Sure, it's too bad that Kidd handled the situation in such sloppy fashion. This is a 39-year-old point guard whose cool under pressure played such a key role in the process that led to a long-awaited parade in downtown Dallas, yet he acted with the decisiveness of a teenage girl (or Dwight Howard) in free agency.

Kidd made his departure much more painful by promising to re-sign with the Mavs, only to change his mind after a round of golf. But that's not a good reason to hold a grudge.

It's just business.

Same as it was when Cuban didn't offer multi-year contracts to Tyson Chandler or J.J. Barea or Caron Butler after the lockout. Or when Cuban didn't make any real effort to keep Jason Terry last summer.

Or when Cuban traded Devin Harris for Kidd. Or when Cuban let Steve Nash walk. Or when Cuban used the amnesty clause on Michael Finley, whom Cuban actually encouraged Mavs fans to boo when he returned as a member of the rival San Antonio Spurs.

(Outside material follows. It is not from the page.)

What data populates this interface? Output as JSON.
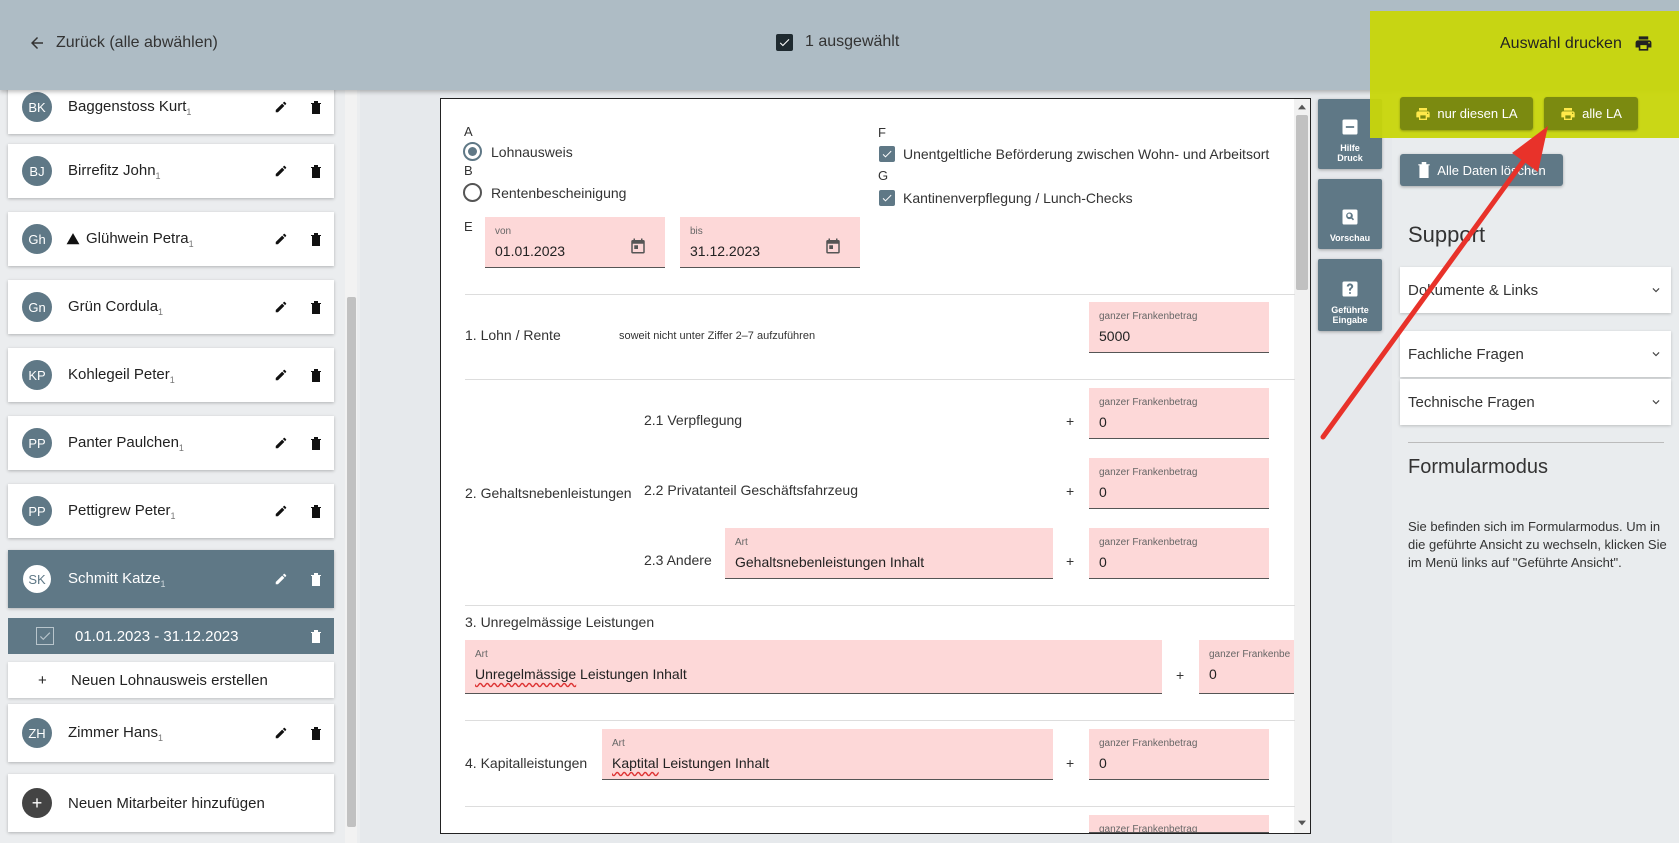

Really, how can you blame Kidd for his decision? At his age, he wants a legitimate chance to win a championship. His odds are better with the Knicks than the Mavs.

And the Mavs are better off without him. Maybe they'd win more games with Kidd starting at point guard instead of Darren Collison, who sizzled at the start of the season but has mostly struggled since, but Kidd's return wasn't going to make this team a title contender.

It was going to tempt Carlisle to cling to the past instead of moving on to the future, which means giving Collison and O.J. Mayo a full shot to prove they can be part of the franchise's foundation in the future.

(For the record, Cuban insists the Mavs still would have traded for Collison if Kidd returned. So they wouldn't have had the cap space to sign Mayo? The most encouraging thing about the .500 Mavs right now is the spectacular shooting of Mayo, the seventh-leading scorer in the league.)

To his credit, Cuban has basically bitten his tongue about Kidd since venting on ESPN Dallas 103.3's "Ben and Skin Show" this summer. Cuban isn't taking back his statement about having no plans to ever hang Kidd's No. 2 from the rafters, but he won't elaborate on it, either.

There's plenty of time for Cuban to back off that silly stance and rightfully honor Kidd for all of eternity.

For now, while Carlisle and Nowitzki continue to rave about Kidd, Cuban is a man of few words when it comes to the old point guard.

"He helped us win a championship," Cuban said. "Period. End of story."

That's a story worth applauding when Kidd makes his only stop in Dallas this season.